If you can ignore the sermonizing, however, there is a lot of thought provoking conversation in the book. I particularly enjoyed Hanegraff’s discussion of typology. Was Isaiah thinking of Jesus as he wrote about a young maiden giving birth to the child Immanuel? No, not according to Hanegraff (and he’s surely right), Isaiah was writing about his own time period. Did Hosea have Jesus in mind when he wrote, “Out of Egypt I have called my son?” Of course not, he was writing about Israel, not Jesus. How about Jeremiah’s words, quoted by Matthew to highlight the slaughter of the innocents by Herod: “A voice is heard in Ramah, weeping and great mourning, Rachel weeping for her children and refusing to be comforted, because they are no more.” This quote highlights the utter silliness of imagining that Matthew was taking these prophesies as predictive; unquestionably, Matthew rightly understood this passage in Jeremiah to be a warning to the southern kingdom of Judah that they were about to experience what happened to Israel. These are not predictive prophecies, but typological prophecies. In this discussion, Hanegraff brings the Bible’s prophecies back to life in a believable and recognizable way.

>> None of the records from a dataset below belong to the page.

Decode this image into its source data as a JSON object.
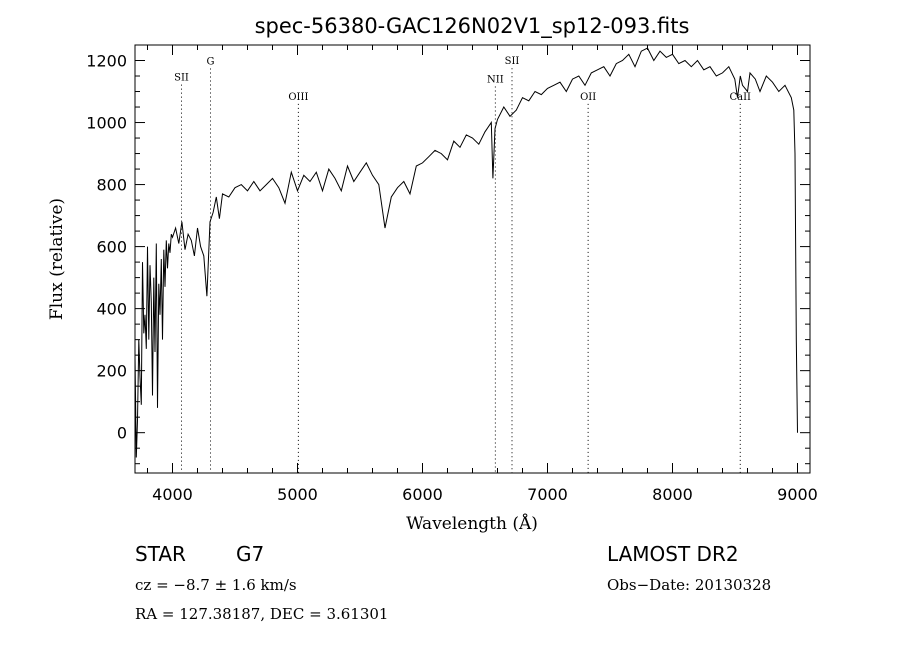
{
  "chart_data": {
    "type": "line",
    "title": "spec-56380-GAC126N02V1_sp12-093.fits",
    "xlabel": "Wavelength (Å)",
    "ylabel": "Flux (relative)",
    "xlim": [
      3700,
      9100
    ],
    "ylim": [
      -130,
      1250
    ],
    "xticks": [
      4000,
      5000,
      6000,
      7000,
      8000,
      9000
    ],
    "yticks": [
      0,
      200,
      400,
      600,
      800,
      1000,
      1200
    ],
    "grid": false,
    "line_color": "#000000",
    "series": [
      {
        "x": [
          3700,
          3710,
          3720,
          3730,
          3740,
          3750,
          3760,
          3770,
          3780,
          3790,
          3800,
          3810,
          3820,
          3830,
          3840,
          3850,
          3860,
          3870,
          3880,
          3890,
          3900,
          3910,
          3920,
          3930,
          3940,
          3950,
          3960,
          3970,
          3980,
          3990,
          4000,
          4025,
          4050,
          4075,
          4100,
          4125,
          4150,
          4175,
          4200,
          4225,
          4250,
          4275,
          4300,
          4325,
          4350,
          4375,
          4400,
          4450,
          4500,
          4550,
          4600,
          4650,
          4700,
          4750,
          4800,
          4850,
          4900,
          4950,
          5000,
          5050,
          5100,
          5150,
          5200,
          5250,
          5300,
          5350,
          5400,
          5450,
          5500,
          5550,
          5600,
          5650,
          5700,
          5750,
          5800,
          5850,
          5900,
          5950,
          6000,
          6050,
          6100,
          6150,
          6200,
          6250,
          6300,
          6350,
          6400,
          6450,
          6500,
          6550,
          6563,
          6580,
          6600,
          6650,
          6700,
          6750,
          6800,
          6850,
          6900,
          6950,
          7000,
          7050,
          7100,
          7150,
          7200,
          7250,
          7300,
          7350,
          7400,
          7450,
          7500,
          7550,
          7600,
          7650,
          7700,
          7750,
          7800,
          7850,
          7900,
          7950,
          8000,
          8050,
          8100,
          8150,
          8200,
          8250,
          8300,
          8350,
          8400,
          8450,
          8498,
          8520,
          8542,
          8560,
          8600,
          8620,
          8662,
          8700,
          8750,
          8800,
          8850,
          8900,
          8950,
          8970,
          8980,
          8990,
          9000
        ],
        "y": [
          250,
          -80,
          40,
          300,
          180,
          90,
          550,
          320,
          380,
          270,
          600,
          300,
          540,
          420,
          120,
          500,
          260,
          610,
          80,
          480,
          380,
          560,
          300,
          590,
          470,
          620,
          530,
          610,
          580,
          640,
          630,
          660,
          610,
          680,
          590,
          640,
          620,
          570,
          660,
          600,
          570,
          440,
          680,
          710,
          760,
          690,
          770,
          760,
          790,
          800,
          780,
          810,
          780,
          800,
          820,
          790,
          740,
          840,
          780,
          830,
          810,
          840,
          780,
          850,
          820,
          780,
          860,
          810,
          840,
          870,
          830,
          800,
          660,
          760,
          790,
          810,
          770,
          860,
          870,
          890,
          910,
          900,
          880,
          940,
          920,
          960,
          950,
          930,
          970,
          1000,
          820,
          980,
          1010,
          1050,
          1020,
          1040,
          1080,
          1070,
          1100,
          1090,
          1110,
          1120,
          1130,
          1100,
          1140,
          1150,
          1120,
          1160,
          1170,
          1180,
          1150,
          1190,
          1200,
          1220,
          1180,
          1230,
          1240,
          1200,
          1230,
          1210,
          1220,
          1190,
          1200,
          1180,
          1200,
          1170,
          1180,
          1150,
          1160,
          1180,
          1140,
          1080,
          1150,
          1120,
          1100,
          1160,
          1140,
          1100,
          1150,
          1130,
          1100,
          1120,
          1080,
          1040,
          900,
          300,
          0
        ]
      }
    ],
    "lines": [
      {
        "label": "SII",
        "x": 4072,
        "label_y": 1135
      },
      {
        "label": "G",
        "x": 4304,
        "label_y": 1187
      },
      {
        "label": "OIII",
        "x": 5007,
        "label_y": 1073
      },
      {
        "label": "NII",
        "x": 6583,
        "label_y": 1129
      },
      {
        "label": "SII",
        "x": 6716,
        "label_y": 1188
      },
      {
        "label": "OII",
        "x": 7325,
        "label_y": 1073
      },
      {
        "label": "CaII",
        "x": 8542,
        "label_y": 1073
      }
    ]
  },
  "info": {
    "object_class": "STAR",
    "subclass": "G7",
    "survey": "LAMOST DR2",
    "redshift": "cz = −8.7 ± 1.6 km/s",
    "obs_date": "Obs−Date: 20130328",
    "coords": "RA = 127.38187, DEC =   3.61301"
  }
}
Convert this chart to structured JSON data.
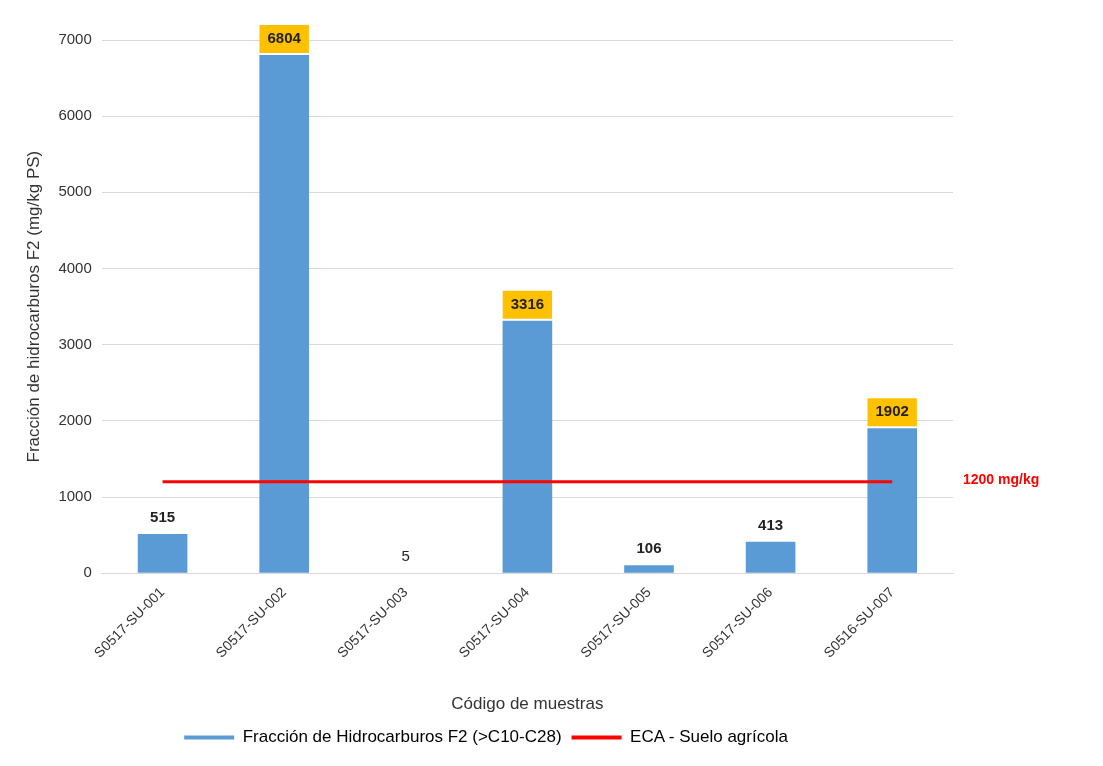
{
  "chart_data": {
    "type": "bar",
    "xlabel": "Código de muestras",
    "ylabel": "Fracción de hidrocarburos F2 (mg/kg PS)",
    "categories": [
      "S0517-SU-001",
      "S0517-SU-002",
      "S0517-SU-003",
      "S0517-SU-004",
      "S0517-SU-005",
      "S0517-SU-006",
      "S0516-SU-007"
    ],
    "series": [
      {
        "name": "Fracción de Hidrocarburos F2 (>C10-C28)",
        "color": "#5b9bd5",
        "values": [
          515,
          6804,
          5,
          3316,
          106,
          413,
          1902
        ],
        "value_labels": [
          "515",
          "6804",
          "5",
          "3316",
          "106",
          "413",
          "1902"
        ]
      },
      {
        "name": "ECA - Suelo agrícola",
        "type": "line",
        "color": "#ff0000",
        "values": [
          1200,
          1200,
          1200,
          1200,
          1200,
          1200,
          1200
        ]
      }
    ],
    "annotations": [
      "1200 mg/kg"
    ],
    "ylim": [
      0,
      7000
    ],
    "yticks": [
      0,
      1000,
      2000,
      3000,
      4000,
      5000,
      6000,
      7000
    ],
    "grid": "y",
    "legend": "bottom",
    "marker": "none"
  }
}
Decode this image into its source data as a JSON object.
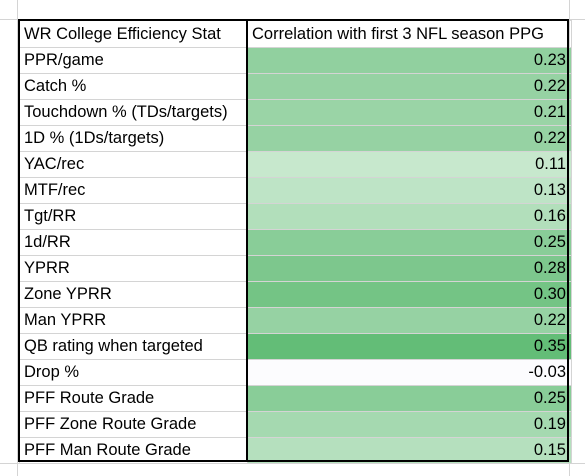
{
  "table": {
    "headers": [
      "WR College Efficiency Stat",
      "Correlation with first 3 NFL season PPG"
    ],
    "rows": [
      {
        "stat": "PPR/game",
        "value": "0.23",
        "color": "#91d09f"
      },
      {
        "stat": "Catch %",
        "value": "0.22",
        "color": "#96d2a3"
      },
      {
        "stat": "Touchdown % (TDs/targets)",
        "value": "0.21",
        "color": "#9ad4a6"
      },
      {
        "stat": "1D % (1Ds/targets)",
        "value": "0.22",
        "color": "#96d2a3"
      },
      {
        "stat": "YAC/rec",
        "value": "0.11",
        "color": "#c7e8cd"
      },
      {
        "stat": "MTF/rec",
        "value": "0.13",
        "color": "#bee4c6"
      },
      {
        "stat": "Tgt/RR",
        "value": "0.16",
        "color": "#b2dfbb"
      },
      {
        "stat": "1d/RR",
        "value": "0.25",
        "color": "#89cd98"
      },
      {
        "stat": "YPRR",
        "value": "0.28",
        "color": "#7dc78d"
      },
      {
        "stat": "Zone YPRR",
        "value": "0.30",
        "color": "#74c485"
      },
      {
        "stat": "Man YPRR",
        "value": "0.22",
        "color": "#96d2a3"
      },
      {
        "stat": "QB rating when targeted",
        "value": "0.35",
        "color": "#63bd77"
      },
      {
        "stat": "Drop %",
        "value": "-0.03",
        "color": "#fcfcfe"
      },
      {
        "stat": "PFF Route Grade",
        "value": "0.25",
        "color": "#89cd98"
      },
      {
        "stat": "PFF Zone Route Grade",
        "value": "0.19",
        "color": "#a5d9b0"
      },
      {
        "stat": "PFF Man Route Grade",
        "value": "0.15",
        "color": "#b5e0be"
      }
    ]
  }
}
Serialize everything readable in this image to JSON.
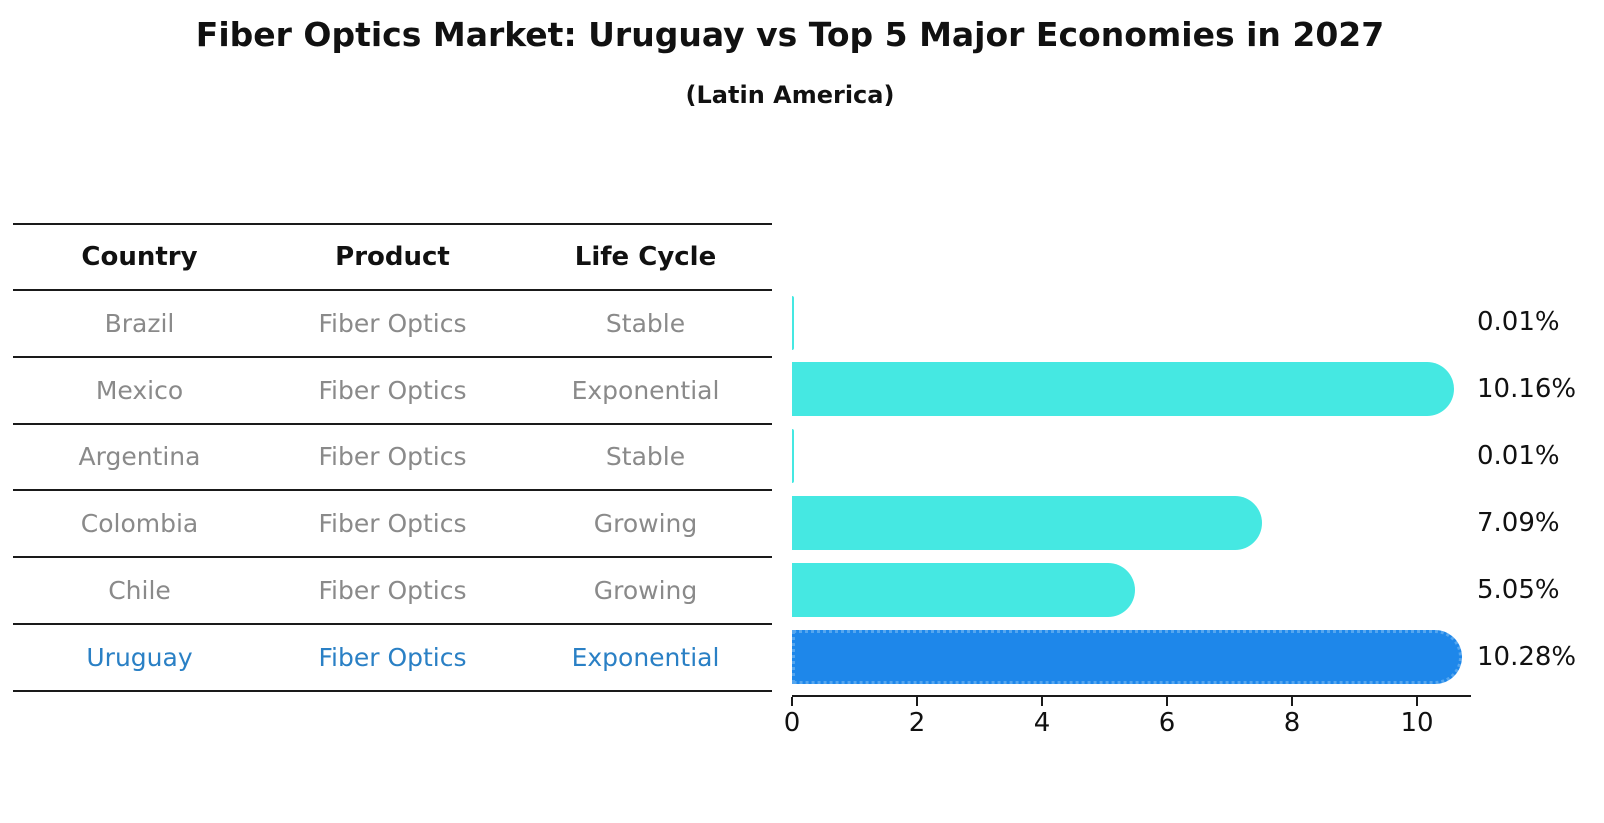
{
  "title": "Fiber Optics Market: Uruguay vs Top 5 Major Economies in 2027",
  "subtitle": "(Latin America)",
  "table": {
    "headers": [
      "Country",
      "Product",
      "Life Cycle"
    ],
    "rows": [
      {
        "country": "Brazil",
        "product": "Fiber Optics",
        "life_cycle": "Stable",
        "highlighted": false
      },
      {
        "country": "Mexico",
        "product": "Fiber Optics",
        "life_cycle": "Exponential",
        "highlighted": false
      },
      {
        "country": "Argentina",
        "product": "Fiber Optics",
        "life_cycle": "Stable",
        "highlighted": false
      },
      {
        "country": "Colombia",
        "product": "Fiber Optics",
        "life_cycle": "Growing",
        "highlighted": false
      },
      {
        "country": "Chile",
        "product": "Fiber Optics",
        "life_cycle": "Growing",
        "highlighted": false
      },
      {
        "country": "Uruguay",
        "product": "Fiber Optics",
        "life_cycle": "Exponential",
        "highlighted": true
      }
    ]
  },
  "chart_data": {
    "type": "bar",
    "orientation": "horizontal",
    "title": "Fiber Optics Market: Uruguay vs Top 5 Major Economies in 2027",
    "subtitle": "(Latin America)",
    "categories": [
      "Brazil",
      "Mexico",
      "Argentina",
      "Colombia",
      "Chile",
      "Uruguay"
    ],
    "values": [
      0.01,
      10.16,
      0.01,
      7.09,
      5.05,
      10.28
    ],
    "value_labels": [
      "0.01%",
      "10.16%",
      "0.01%",
      "7.09%",
      "5.05%",
      "10.28%"
    ],
    "x_ticks": [
      0,
      2,
      4,
      6,
      8,
      10
    ],
    "xlim": [
      0,
      10.85
    ],
    "grid": false,
    "legend": "none",
    "highlight_index": 5,
    "bar_color": "#45e8e2",
    "highlight_bar_color": "#1e87ea",
    "highlight_border_color": "#55a6ef",
    "highlight_text_color": "#2a80c5",
    "text_color": "#111111",
    "muted_text_color": "#8a8a8a"
  }
}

As Hanegraff explains, Matthew saw a historical pattern of events from the past that corresponded to present situations, and he saw them as quintessential fulfillments. The historical patterns reached a climax in the life of Jesus.

Other topics that I enjoyed were the discussion of archaeological finds, of the Abomination of Desolation (Hanegraff’s preterist tendencies subtly poke through here and there), and of figurative language in the Bible. Hanegraff writes a great book, he just gets a little too aggressive at times.